Thank you for your thoughtful and constructive comments.  According to your suggestions, we extensively revised our manuscript as follows.

・In the abstract on line 17 please explain what you mean by “dysregulation of the factors”, Which factors?

　We added “such as ERβ and MDM2” in abstract part, Line 17 and in conclusions part, Line 333 in revised manuscript, respectively.

・In the Introduction on line 35 could use a general reference to all the roles of p53 like “as reviewed in “.

We added as reference 3 in revised manuscript.

・Throughout the paper the phrase p53 alteration of loss of function causes carcinogenesis. However in many gynecologic cancers p53 mutation or dysregulation is considered a later event and in some cases not causal for initial oncogenesis.  A better phrasing than “causes” might be more appropriate.

　We changed the phrase “causes” to “is closely associated with” in introduction part, Line 43 and in Significance of p53 in endometrial cancer part, Line 136 in revised manuscript, respectively.

・In figure 3 please refer to Christopher Crum’s hypothesis on origins of ovarian cancer. Although this theory of the cells of the mullerian system and fimbria/fallopian tube as being the putative cell of origin there is still ample evidence that many ovarian cancer (including high grade serous) can arise from the ovarian surface epithelium, including a nice paper from Jeff Boyd which shows that p53 mutational spectrum of epithelial cells in dysplastic lesions like inclusion cysts and deep surface invaginations are seen in the contiguous surface epithelium as well as underlying malignant cells in the ovary. 

 We added “Figure 3 shows carcinogenesis of ovarian serous carcinoma based on crum’s hypothesis [97].” in Significance of p53 in ovarian cancer part, Line 255 and addes as Ref 97 in revised manuscript.

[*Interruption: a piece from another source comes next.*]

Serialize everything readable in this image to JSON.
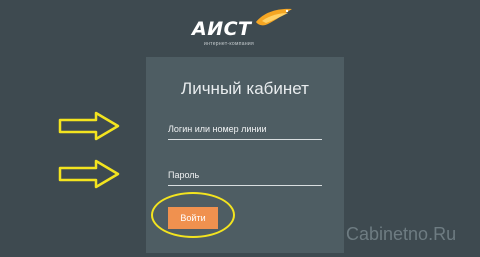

 We discussed Jeff Boyd’s data in Significance of p53 in ovarian cancer part, Line 257 and added as Ref 98 in revised manuscript.

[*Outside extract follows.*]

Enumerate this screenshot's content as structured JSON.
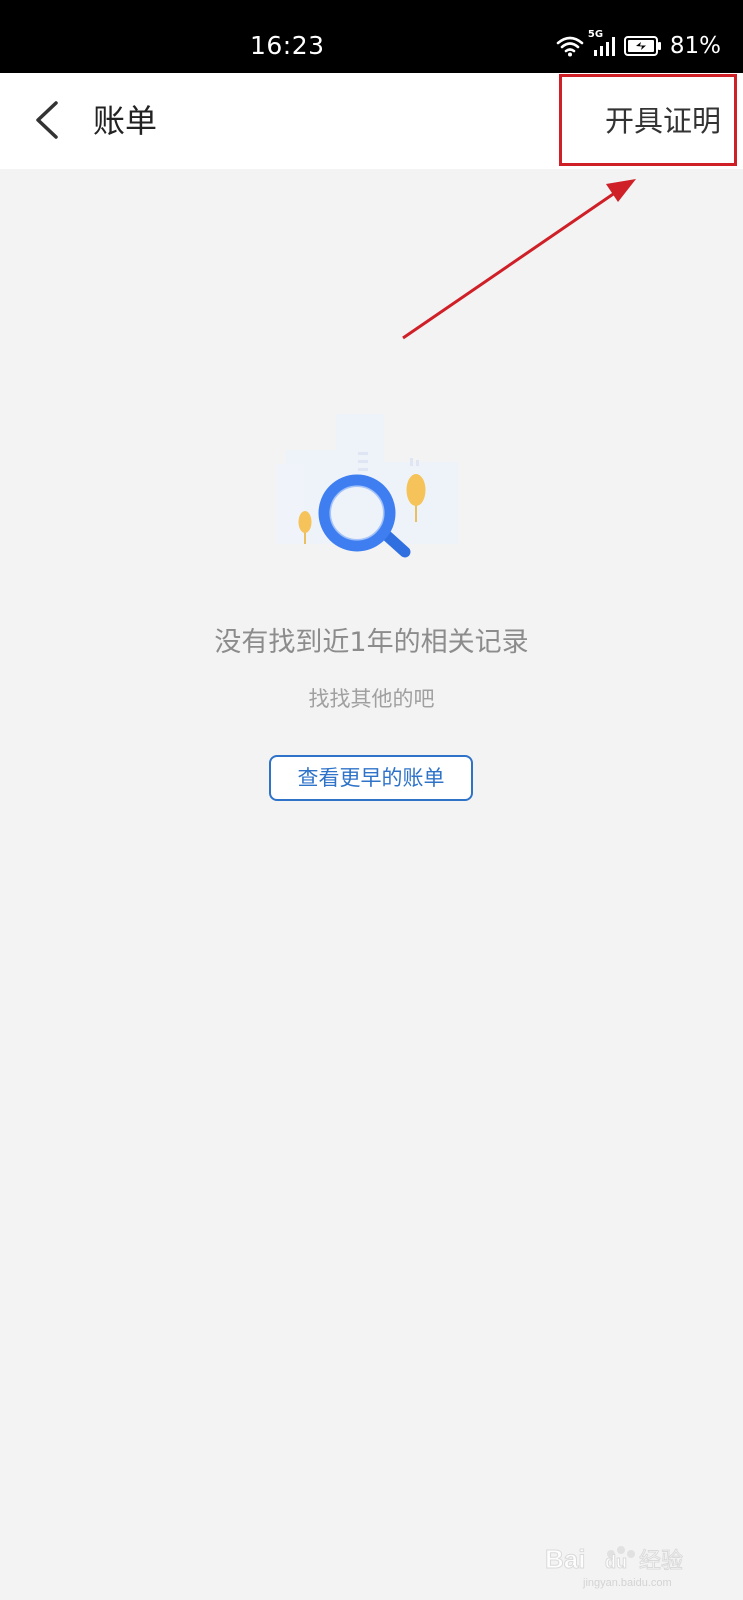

・Some discussion of the alterative hypothesis should be given. There are some studies given with relation to MDM2 inhibitors and p53 gene therapy however most of the studies referenced are in leukemia. A search of clinicaltrials.gov has a number of clinical trial on p53 gene therapy, and nutlins (MDM2 inhibitors) in various gynecologic cancers.  These can be mentioned here even if they are still open and/or results have not been published.

 We added “Clinical phase I trials using idasanutlin are going in solid tumors” in Line 309 and “In ovarian cancer, clinical phase II trials using p53 Synthetic Long Peptides Vaccine with Cyclophosphamide are going” in Line 326, respectively, and also added as Ref 133 in revised manuscript.

・there also should be some discussion of the recent literature on Rb and RBL2 with respect to p53 mutational status as there is recent findings which may impact the ability of p53 directed therapies.  A brief discusion on this should be given.

 We discussed expression of RBL2 in cervical and ovarian cancers in Clinical application using p53 part, Line 320 and also added as Ref 117 and 118, in revised manuscript, respectively.

Thank you again for your kindly review and comments.